One of the Play Intervention Journeys ACE is Currently Doing
Another approach is long-term behavior shaping. Some players require customized, personalized intervention. For them, we apply the Stages of Change model: Awareness → Conflict → Preparation → Action → Maintenance. At each stage, tasks are assigned and adjusted based on real-time behavioral data.
To optimize effectiveness, we conduct A/B testing to identify the most impactful intervention combinations, iterating until the best formula is found.
The Metrics That Matter
So how to design the metrics for the whole system to evaluate the effect? The key metric is repeat offense rate—how often players break the rules again after an intervention. We compare this with other players to see if there's improvement. If the rate goes down or stays the same, it means the system is helping and we’re reducing the need for long bans.

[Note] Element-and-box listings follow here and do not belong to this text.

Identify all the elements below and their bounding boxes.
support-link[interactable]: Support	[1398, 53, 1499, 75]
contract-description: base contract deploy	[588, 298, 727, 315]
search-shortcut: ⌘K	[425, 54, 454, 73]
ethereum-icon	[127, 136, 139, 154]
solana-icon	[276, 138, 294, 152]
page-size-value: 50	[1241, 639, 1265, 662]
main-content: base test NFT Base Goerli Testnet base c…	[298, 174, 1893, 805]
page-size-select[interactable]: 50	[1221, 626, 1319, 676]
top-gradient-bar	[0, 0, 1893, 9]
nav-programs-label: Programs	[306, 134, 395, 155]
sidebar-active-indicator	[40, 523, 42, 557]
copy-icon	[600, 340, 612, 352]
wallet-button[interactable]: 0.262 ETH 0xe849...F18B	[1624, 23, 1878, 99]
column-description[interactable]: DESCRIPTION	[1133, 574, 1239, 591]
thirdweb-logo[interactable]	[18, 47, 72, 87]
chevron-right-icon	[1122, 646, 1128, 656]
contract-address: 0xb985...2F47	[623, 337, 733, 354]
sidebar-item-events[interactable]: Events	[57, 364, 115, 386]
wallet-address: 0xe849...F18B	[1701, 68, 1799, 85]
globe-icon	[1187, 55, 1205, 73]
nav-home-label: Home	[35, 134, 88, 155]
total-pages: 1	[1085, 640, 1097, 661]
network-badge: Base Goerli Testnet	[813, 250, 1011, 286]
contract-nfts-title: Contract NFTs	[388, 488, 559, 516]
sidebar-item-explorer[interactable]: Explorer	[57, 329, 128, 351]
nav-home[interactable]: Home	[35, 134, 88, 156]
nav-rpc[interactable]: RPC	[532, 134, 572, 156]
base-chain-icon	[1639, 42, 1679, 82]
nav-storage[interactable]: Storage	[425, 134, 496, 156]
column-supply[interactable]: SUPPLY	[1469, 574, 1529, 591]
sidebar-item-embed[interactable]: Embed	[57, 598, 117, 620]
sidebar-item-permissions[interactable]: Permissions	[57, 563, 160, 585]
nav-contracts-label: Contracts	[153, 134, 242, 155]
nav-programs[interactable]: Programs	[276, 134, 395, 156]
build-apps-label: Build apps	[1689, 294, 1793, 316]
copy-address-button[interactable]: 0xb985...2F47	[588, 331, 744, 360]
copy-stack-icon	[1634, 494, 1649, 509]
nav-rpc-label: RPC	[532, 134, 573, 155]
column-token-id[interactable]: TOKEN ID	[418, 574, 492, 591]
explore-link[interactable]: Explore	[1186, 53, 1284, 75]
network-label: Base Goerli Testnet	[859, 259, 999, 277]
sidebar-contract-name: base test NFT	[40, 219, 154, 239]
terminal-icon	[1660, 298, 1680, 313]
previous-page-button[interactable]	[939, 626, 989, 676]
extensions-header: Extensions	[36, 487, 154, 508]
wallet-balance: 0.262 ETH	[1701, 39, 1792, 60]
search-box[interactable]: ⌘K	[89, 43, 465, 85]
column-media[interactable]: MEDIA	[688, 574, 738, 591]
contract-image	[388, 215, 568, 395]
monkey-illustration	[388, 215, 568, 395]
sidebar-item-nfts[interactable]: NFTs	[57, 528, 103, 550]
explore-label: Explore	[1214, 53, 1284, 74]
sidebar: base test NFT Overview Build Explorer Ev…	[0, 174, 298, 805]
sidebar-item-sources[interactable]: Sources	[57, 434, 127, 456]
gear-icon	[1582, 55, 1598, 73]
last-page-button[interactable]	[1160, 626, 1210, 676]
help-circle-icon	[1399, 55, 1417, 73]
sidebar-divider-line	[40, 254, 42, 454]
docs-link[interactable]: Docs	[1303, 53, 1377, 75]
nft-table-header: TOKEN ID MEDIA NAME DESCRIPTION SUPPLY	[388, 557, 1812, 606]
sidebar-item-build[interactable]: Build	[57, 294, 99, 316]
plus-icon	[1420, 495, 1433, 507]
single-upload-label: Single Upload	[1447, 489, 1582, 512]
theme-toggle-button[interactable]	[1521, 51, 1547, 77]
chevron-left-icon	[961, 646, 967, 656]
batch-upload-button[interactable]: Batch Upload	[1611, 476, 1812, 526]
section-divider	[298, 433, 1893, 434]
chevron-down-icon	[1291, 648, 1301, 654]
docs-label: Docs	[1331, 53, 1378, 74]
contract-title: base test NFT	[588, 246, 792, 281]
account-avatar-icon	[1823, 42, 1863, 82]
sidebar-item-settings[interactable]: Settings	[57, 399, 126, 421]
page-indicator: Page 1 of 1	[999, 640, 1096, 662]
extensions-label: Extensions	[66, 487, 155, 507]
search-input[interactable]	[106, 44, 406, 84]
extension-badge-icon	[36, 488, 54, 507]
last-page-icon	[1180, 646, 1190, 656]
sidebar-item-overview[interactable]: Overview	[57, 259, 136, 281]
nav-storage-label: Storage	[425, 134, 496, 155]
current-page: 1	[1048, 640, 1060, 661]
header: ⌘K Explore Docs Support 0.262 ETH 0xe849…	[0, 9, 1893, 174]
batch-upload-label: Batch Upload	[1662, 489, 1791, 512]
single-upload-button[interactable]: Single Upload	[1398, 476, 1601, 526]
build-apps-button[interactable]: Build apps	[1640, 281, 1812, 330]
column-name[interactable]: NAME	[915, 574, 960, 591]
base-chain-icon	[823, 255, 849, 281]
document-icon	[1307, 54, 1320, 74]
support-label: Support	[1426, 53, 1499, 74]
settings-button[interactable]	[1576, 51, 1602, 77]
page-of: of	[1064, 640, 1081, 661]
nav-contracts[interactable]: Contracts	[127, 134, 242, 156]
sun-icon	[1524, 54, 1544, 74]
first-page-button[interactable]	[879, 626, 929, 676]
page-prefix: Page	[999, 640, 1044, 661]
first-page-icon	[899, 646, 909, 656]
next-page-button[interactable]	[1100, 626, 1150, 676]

Next, we also track if these returning players are causing problems again. We monitor things like player reports for toxic behavior to make sure the game stays safe for everyone.
Finally, we check if these players are adding value to the game—are they spending more, staying longer, and playing more positively. Our data shows that a well-deployed intervention system can reduce repeat offenses by 10–15% and cut related player reports by 3–5%.
Conclusion
Gaming communities thrive when players feel supported, respected, and fairly treated. At ACE, we believe that integrating behavioral science with game design not only protects the community but empowers it. By moving beyond punishment and embracing proactive interventions, we’re building safer, more enjoyable spaces for everyone. If you're a developer or game operator, we encourage you to explore intervention models in your own games. The results might surprise you.
"The goal isn’t to punish players, but to reveal better versions of themselves."